Stick handling is one of the most important fundamental skills in hockey. You need good stick handling skills to play heads up hockey, to take and maintain possession of the puck, to win face-offs, to receive and make passes and to shoot the puck.
All the great puck carriers, great passers and great shooters can stick handle, position and shoot or pass the puck with their head up; this requires a lot of focused repetitive training. Because stick handling is such an integral part of hockey, stick handling should be one of the first things that a player learns and practices.
Hockey players can practice stick handling both on and off the ice. The important thing, especially for young players, is simply to have a stick in their hands and play with a puck. Street hockey games are a great way to develop stick handling skills but a player should also practice stick handling alone to focus on his technique and to learn new skills.

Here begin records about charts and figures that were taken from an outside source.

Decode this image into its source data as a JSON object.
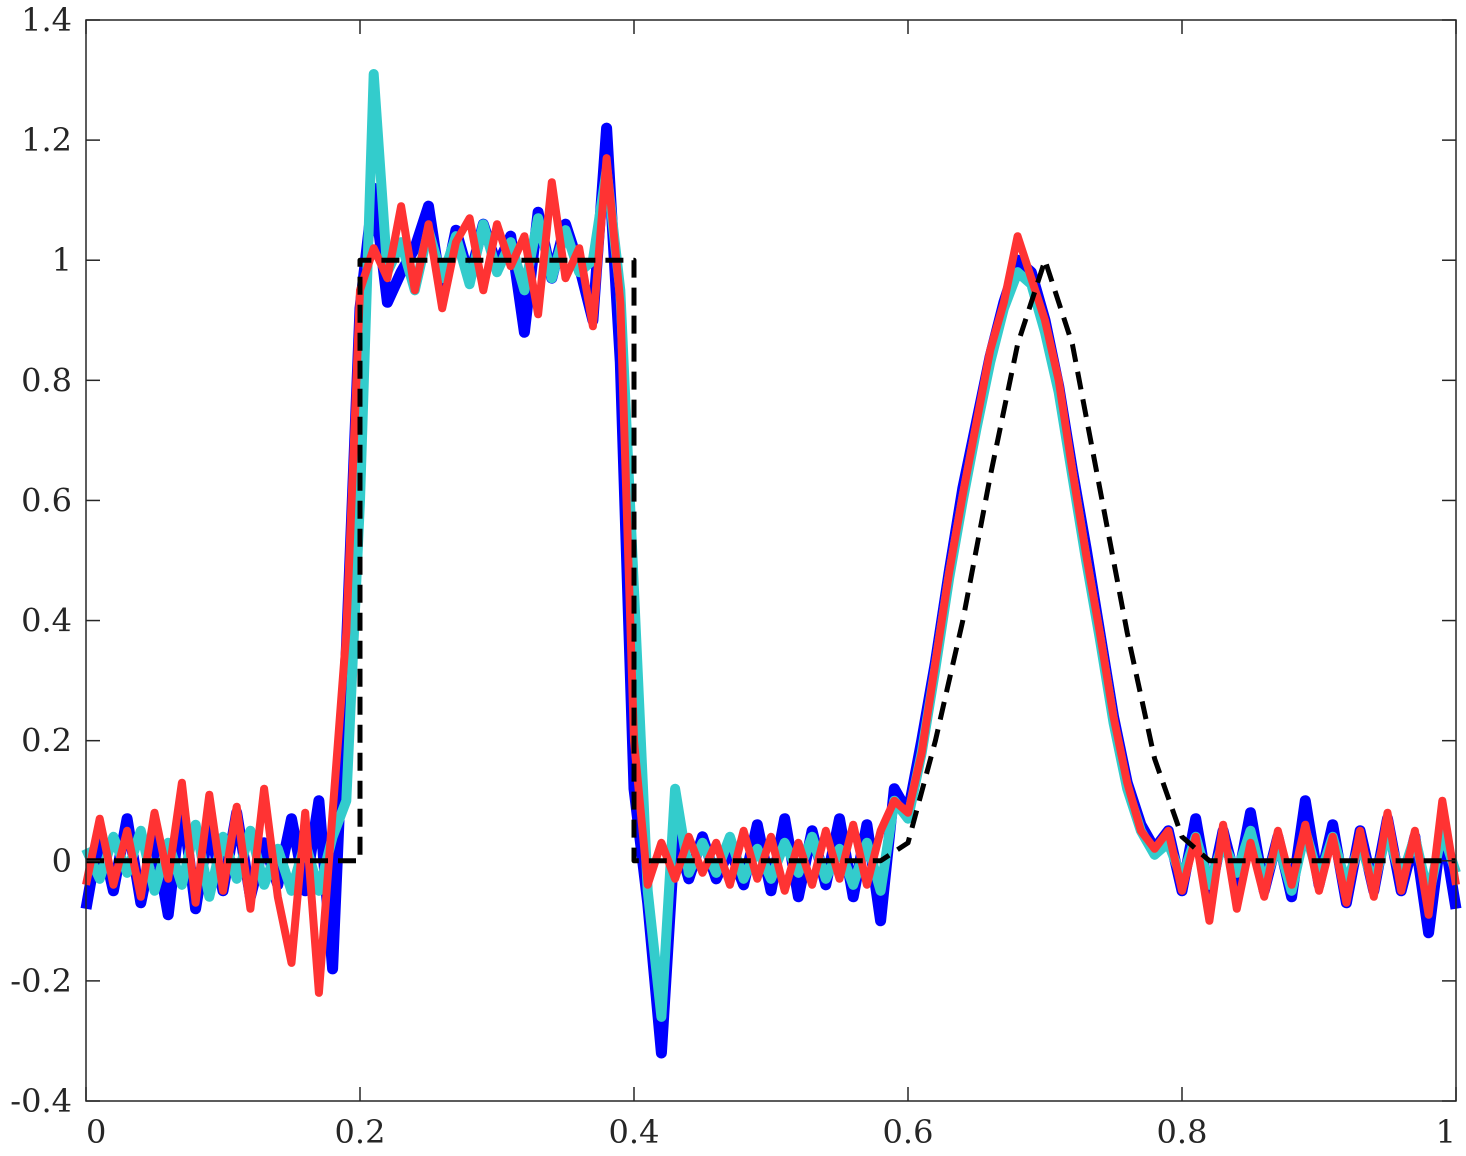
{
  "chart_data": {
    "type": "line",
    "title": "",
    "xlabel": "",
    "ylabel": "",
    "xlim": [
      0,
      1
    ],
    "ylim": [
      -0.4,
      1.4
    ],
    "grid": false,
    "legend": "none",
    "xticks": [
      0,
      0.2,
      0.4,
      0.6,
      0.8,
      1
    ],
    "yticks": [
      -0.4,
      -0.2,
      0,
      0.2,
      0.4,
      0.6,
      0.8,
      1,
      1.2,
      1.4
    ],
    "xtick_labels": [
      "0",
      "0.2",
      "0.4",
      "0.6",
      "0.8",
      "1"
    ],
    "ytick_labels": [
      "-0.4",
      "-0.2",
      "0",
      "0.2",
      "0.4",
      "0.6",
      "0.8",
      "1",
      "1.2",
      "1.4"
    ],
    "series": [
      {
        "color": "#0000ff",
        "style": "solid",
        "x": [
          0,
          0.01,
          0.02,
          0.03,
          0.04,
          0.05,
          0.06,
          0.07,
          0.08,
          0.09,
          0.1,
          0.11,
          0.12,
          0.13,
          0.14,
          0.15,
          0.16,
          0.17,
          0.18,
          0.19,
          0.2,
          0.21,
          0.22,
          0.23,
          0.24,
          0.25,
          0.26,
          0.27,
          0.28,
          0.29,
          0.3,
          0.31,
          0.32,
          0.33,
          0.34,
          0.35,
          0.36,
          0.37,
          0.38,
          0.39,
          0.4,
          0.41,
          0.42,
          0.43,
          0.44,
          0.45,
          0.46,
          0.47,
          0.48,
          0.49,
          0.5,
          0.51,
          0.52,
          0.53,
          0.54,
          0.55,
          0.56,
          0.57,
          0.58,
          0.59,
          0.6,
          0.61,
          0.62,
          0.63,
          0.64,
          0.65,
          0.66,
          0.67,
          0.68,
          0.69,
          0.7,
          0.71,
          0.72,
          0.73,
          0.74,
          0.75,
          0.76,
          0.77,
          0.78,
          0.79,
          0.8,
          0.81,
          0.82,
          0.83,
          0.84,
          0.85,
          0.86,
          0.87,
          0.88,
          0.89,
          0.9,
          0.91,
          0.92,
          0.93,
          0.94,
          0.95,
          0.96,
          0.97,
          0.98,
          0.99,
          1
        ],
        "y": [
          -0.08,
          0.05,
          -0.05,
          0.07,
          -0.07,
          0.04,
          -0.09,
          0.1,
          -0.08,
          0.06,
          -0.05,
          0.08,
          -0.06,
          0.03,
          -0.04,
          0.07,
          -0.05,
          0.1,
          -0.18,
          0.35,
          0.92,
          1.12,
          0.93,
          0.98,
          1.02,
          1.09,
          0.94,
          1.05,
          0.97,
          1.06,
          0.99,
          1.04,
          0.88,
          1.08,
          0.97,
          1.06,
          0.99,
          0.9,
          1.22,
          0.83,
          0.12,
          -0.07,
          -0.32,
          0.05,
          -0.03,
          0.04,
          -0.03,
          0.02,
          -0.04,
          0.06,
          -0.05,
          0.07,
          -0.06,
          0.05,
          -0.04,
          0.07,
          -0.06,
          0.06,
          -0.1,
          0.12,
          0.08,
          0.2,
          0.33,
          0.48,
          0.62,
          0.73,
          0.84,
          0.93,
          1.0,
          0.98,
          0.9,
          0.79,
          0.65,
          0.52,
          0.38,
          0.24,
          0.13,
          0.06,
          0.02,
          0.05,
          -0.05,
          0.07,
          -0.06,
          0.05,
          -0.04,
          0.08,
          -0.05,
          0.04,
          -0.06,
          0.1,
          -0.04,
          0.06,
          -0.07,
          0.05,
          -0.05,
          0.07,
          -0.05,
          0.04,
          -0.12,
          0.06,
          -0.08
        ]
      },
      {
        "color": "#33cccc",
        "style": "solid",
        "x": [
          0,
          0.01,
          0.02,
          0.03,
          0.04,
          0.05,
          0.06,
          0.07,
          0.08,
          0.09,
          0.1,
          0.11,
          0.12,
          0.13,
          0.14,
          0.15,
          0.16,
          0.17,
          0.18,
          0.19,
          0.2,
          0.21,
          0.22,
          0.23,
          0.24,
          0.25,
          0.26,
          0.27,
          0.28,
          0.29,
          0.3,
          0.31,
          0.32,
          0.33,
          0.34,
          0.35,
          0.36,
          0.37,
          0.38,
          0.39,
          0.4,
          0.41,
          0.42,
          0.43,
          0.44,
          0.45,
          0.46,
          0.47,
          0.48,
          0.49,
          0.5,
          0.51,
          0.52,
          0.53,
          0.54,
          0.55,
          0.56,
          0.57,
          0.58,
          0.59,
          0.6,
          0.61,
          0.62,
          0.63,
          0.64,
          0.65,
          0.66,
          0.67,
          0.68,
          0.69,
          0.7,
          0.71,
          0.72,
          0.73,
          0.74,
          0.75,
          0.76,
          0.77,
          0.78,
          0.79,
          0.8,
          0.81,
          0.82,
          0.83,
          0.84,
          0.85,
          0.86,
          0.87,
          0.88,
          0.89,
          0.9,
          0.91,
          0.92,
          0.93,
          0.94,
          0.95,
          0.96,
          0.97,
          0.98,
          0.99,
          1
        ],
        "y": [
          0.02,
          -0.03,
          0.04,
          -0.02,
          0.05,
          -0.05,
          0.03,
          -0.04,
          0.06,
          -0.06,
          0.04,
          -0.03,
          0.05,
          -0.04,
          0.02,
          -0.05,
          0.03,
          -0.05,
          0.04,
          0.1,
          0.6,
          1.31,
          0.98,
          1.03,
          0.95,
          1.05,
          0.97,
          1.04,
          0.96,
          1.06,
          0.98,
          1.03,
          0.95,
          1.07,
          0.97,
          1.05,
          0.98,
          1.0,
          1.15,
          0.95,
          0.45,
          -0.05,
          -0.26,
          0.12,
          -0.02,
          0.03,
          -0.02,
          0.04,
          -0.03,
          0.02,
          -0.03,
          0.03,
          -0.02,
          0.04,
          -0.03,
          0.02,
          -0.04,
          0.03,
          -0.05,
          0.1,
          0.07,
          0.18,
          0.32,
          0.47,
          0.6,
          0.72,
          0.83,
          0.92,
          0.98,
          0.96,
          0.88,
          0.78,
          0.64,
          0.5,
          0.37,
          0.23,
          0.12,
          0.05,
          0.01,
          0.03,
          -0.03,
          0.04,
          -0.04,
          0.03,
          -0.02,
          0.05,
          -0.04,
          0.03,
          -0.05,
          0.05,
          -0.03,
          0.04,
          -0.04,
          0.03,
          -0.04,
          0.05,
          -0.03,
          0.04,
          -0.06,
          0.05,
          -0.02
        ]
      },
      {
        "color": "#ff3333",
        "style": "solid",
        "x": [
          0,
          0.01,
          0.02,
          0.03,
          0.04,
          0.05,
          0.06,
          0.07,
          0.08,
          0.09,
          0.1,
          0.11,
          0.12,
          0.13,
          0.14,
          0.15,
          0.16,
          0.17,
          0.18,
          0.19,
          0.2,
          0.21,
          0.22,
          0.23,
          0.24,
          0.25,
          0.26,
          0.27,
          0.28,
          0.29,
          0.3,
          0.31,
          0.32,
          0.33,
          0.34,
          0.35,
          0.36,
          0.37,
          0.38,
          0.39,
          0.4,
          0.41,
          0.42,
          0.43,
          0.44,
          0.45,
          0.46,
          0.47,
          0.48,
          0.49,
          0.5,
          0.51,
          0.52,
          0.53,
          0.54,
          0.55,
          0.56,
          0.57,
          0.58,
          0.59,
          0.6,
          0.61,
          0.62,
          0.63,
          0.64,
          0.65,
          0.66,
          0.67,
          0.68,
          0.69,
          0.7,
          0.71,
          0.72,
          0.73,
          0.74,
          0.75,
          0.76,
          0.77,
          0.78,
          0.79,
          0.8,
          0.81,
          0.82,
          0.83,
          0.84,
          0.85,
          0.86,
          0.87,
          0.88,
          0.89,
          0.9,
          0.91,
          0.92,
          0.93,
          0.94,
          0.95,
          0.96,
          0.97,
          0.98,
          0.99,
          1
        ],
        "y": [
          -0.04,
          0.07,
          -0.04,
          0.05,
          -0.06,
          0.08,
          -0.03,
          0.13,
          -0.07,
          0.11,
          -0.05,
          0.09,
          -0.08,
          0.12,
          -0.06,
          -0.17,
          0.08,
          -0.22,
          0.08,
          0.38,
          0.95,
          1.02,
          0.97,
          1.09,
          0.95,
          1.06,
          0.92,
          1.03,
          1.07,
          0.95,
          1.06,
          0.99,
          1.04,
          0.91,
          1.13,
          0.97,
          1.02,
          0.89,
          1.17,
          0.93,
          0.2,
          -0.04,
          0.03,
          -0.03,
          0.04,
          -0.02,
          0.03,
          -0.04,
          0.05,
          -0.03,
          0.04,
          -0.05,
          0.03,
          -0.04,
          0.05,
          -0.03,
          0.06,
          -0.04,
          0.05,
          0.1,
          0.08,
          0.18,
          0.33,
          0.48,
          0.61,
          0.73,
          0.85,
          0.93,
          1.04,
          0.97,
          0.9,
          0.8,
          0.65,
          0.51,
          0.38,
          0.24,
          0.13,
          0.05,
          0.02,
          0.05,
          -0.05,
          0.04,
          -0.1,
          0.06,
          -0.08,
          0.03,
          -0.06,
          0.05,
          -0.04,
          0.06,
          -0.05,
          0.04,
          -0.07,
          0.05,
          -0.06,
          0.08,
          -0.05,
          0.05,
          -0.09,
          0.1,
          -0.04
        ]
      },
      {
        "color": "#000000",
        "style": "dashed",
        "x": [
          0,
          0.19,
          0.2,
          0.2,
          0.4,
          0.4,
          0.58,
          0.6,
          0.62,
          0.64,
          0.66,
          0.68,
          0.7,
          0.72,
          0.74,
          0.76,
          0.78,
          0.8,
          0.82,
          1
        ],
        "y": [
          0,
          0,
          0,
          1,
          1,
          0,
          0,
          0.03,
          0.2,
          0.4,
          0.64,
          0.86,
          1,
          0.86,
          0.62,
          0.38,
          0.17,
          0.04,
          0.0,
          0
        ]
      }
    ]
  }
}
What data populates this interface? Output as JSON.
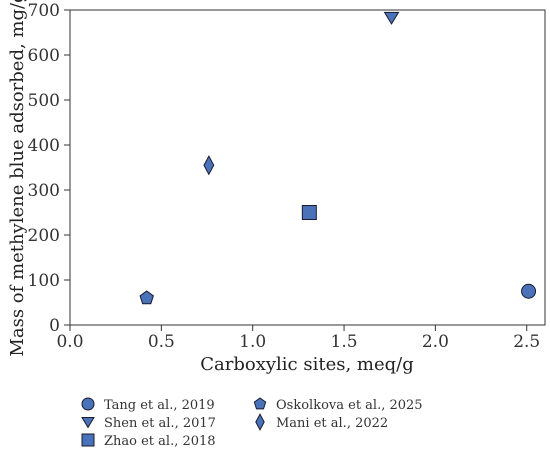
{
  "chart_data": {
    "type": "scatter",
    "title": "",
    "xlabel": "Carboxylic sites, meq/g",
    "ylabel": "Mass of methylene blue adsorbed, mg/g",
    "xlim": [
      0.0,
      2.6
    ],
    "ylim": [
      0,
      700
    ],
    "x_ticks": [
      "0.0",
      "0.5",
      "1.0",
      "1.5",
      "2.0",
      "2.5"
    ],
    "y_ticks": [
      "0",
      "100",
      "200",
      "300",
      "400",
      "500",
      "600",
      "700"
    ],
    "grid": false,
    "legend_position": "below",
    "marker_fill": "#4a72b8",
    "marker_edge": "#1a1a2e",
    "series": [
      {
        "name": "Tang et al., 2019",
        "marker": "circle",
        "x": [
          2.51
        ],
        "y": [
          75
        ]
      },
      {
        "name": "Shen et al., 2017",
        "marker": "triangle-down",
        "x": [
          1.76
        ],
        "y": [
          683
        ]
      },
      {
        "name": "Zhao et al., 2018",
        "marker": "square",
        "x": [
          1.31
        ],
        "y": [
          250
        ]
      },
      {
        "name": "Oskolkova et al., 2025",
        "marker": "pentagon",
        "x": [
          0.42
        ],
        "y": [
          60
        ]
      },
      {
        "name": "Mani et al., 2022",
        "marker": "diamond",
        "x": [
          0.76
        ],
        "y": [
          355
        ]
      }
    ]
  }
}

Stick handling can be practiced off the ice in your basement, garage or in your driveway. You can use a ball (tennis, golf or roller hockey) but a puck provides a better simulation. The more the puck and stick slide on the surface, the better it is for stick handling.
Learning stick handling
First, stick handle with your eyes fixed on the puck. Move the puck within a 12 to 18 inch span using a back and forth soft sweeping motion. Develop a comfortable rhythm, do not over handle the puck There should be very little impact and almost no sound.
Practice side-to-side dribble, forward-to-backward dribble and diagonal dribbling. Master stick handling in a stationary position and then practice stick handling while moving forward, sideways and backwards.
Improving Stick Handling
Gradually take your eyes off the puck and fix them on your target or simply stick handle with your eyes closed. Master stick handling in a stationary position and then practice stick handling while moving forward, sideways and backwards. Develop a feel for the position of the dribbled puck. Stick handle the puck close to your feet and with full arm extension. Practice all the stick handling drills taught by your coach on the ice such as the forehand shift, the backhand shift and puck protection.
Set up cones (use 2 liter pop plastic bottles half filled with water) and stick handle through them. Try not to look at the puck and keep count of the number of times you can stick handle through the cones without losing control of the puck. As you make the move around the cones, practice the fake motion for deking players.